Effects of sampling transect number on estimation of abundance index for bottom trawl surveys of fisheries resources in the Yellow River estuary

Fishery-independent survey is commonly used for collecting high quality biological and ecological data and provides vital parameters for fish stock assessment and management. For fishery-independent surveys, low cost and high precision as a result of reduced sample size may lead to a much greater reduction of survey mortality for the already depleted fishery populations and the ecosystem of fragile estuarine habitats, so that optimization of sampling design is essential for acquiring cost-effective sampling efforts. Computer simulation is usually applied to evaluating sampling designs in identifying an optimal sampling effort to achieve the goals of a survey program.
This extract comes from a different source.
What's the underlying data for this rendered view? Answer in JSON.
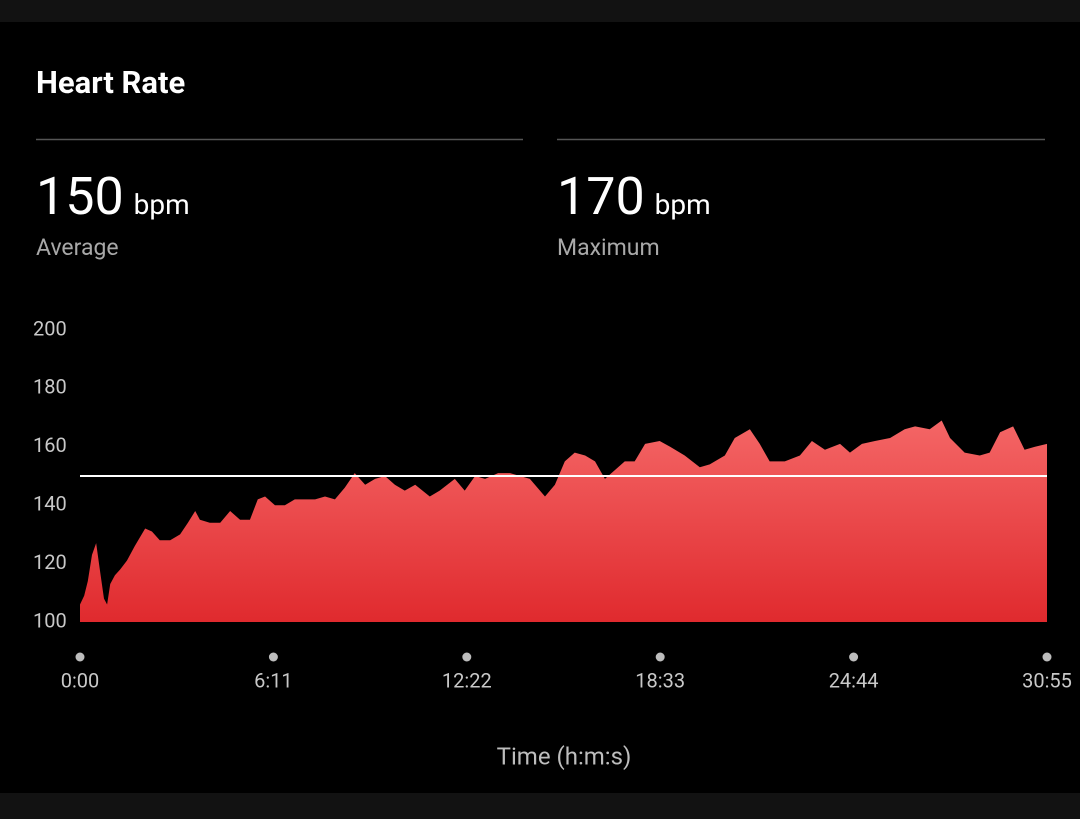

In this study, the effect of sample size on estimation of abundance index was examined for fishery species including Cynoglossus joyneri, Pholis fangi, Chaeturichthys stigmatias, Loligo sp., Oratosquilla oratoria, Charybdis japonica and small-sized fish species in Clupeidae and Engraulidae in a cluster sampling survey based on the data collected from bottom trawl surveys conducted in August, October 2013 and February, May 2014 in the Yellow River estuary and its adjacent waters. The relative estimation error (REE), relative bias (RB), coefficient of variation (CV), and accuracy change rate (ACR) were used to measure the performances (accuracy and precision) of different sampling efforts. In general, these indices including REE, CV and ACR showed similar trends, decreasing with sample size initially and then becoming stable after certain sample sizes during all the four seasons. Most of RB did not show consistently increasing or increasing trends with sampling size. The absolute value of RB of C. japonica, O. oratoria and P. fangi etc showed an obvious increase when the sample size reduced from 3 to 1. The optimal sampling efforts were different for the selected species because the target species had different spatial variabilities. The effects of reducing sampling effort on the precision of abundance index estimation were low when the species had low spatial variabilities. Therefore, the optimal sampling effort for multiple species fishery resources surveys should consider the spatial and temporal distribution patterns of the target species.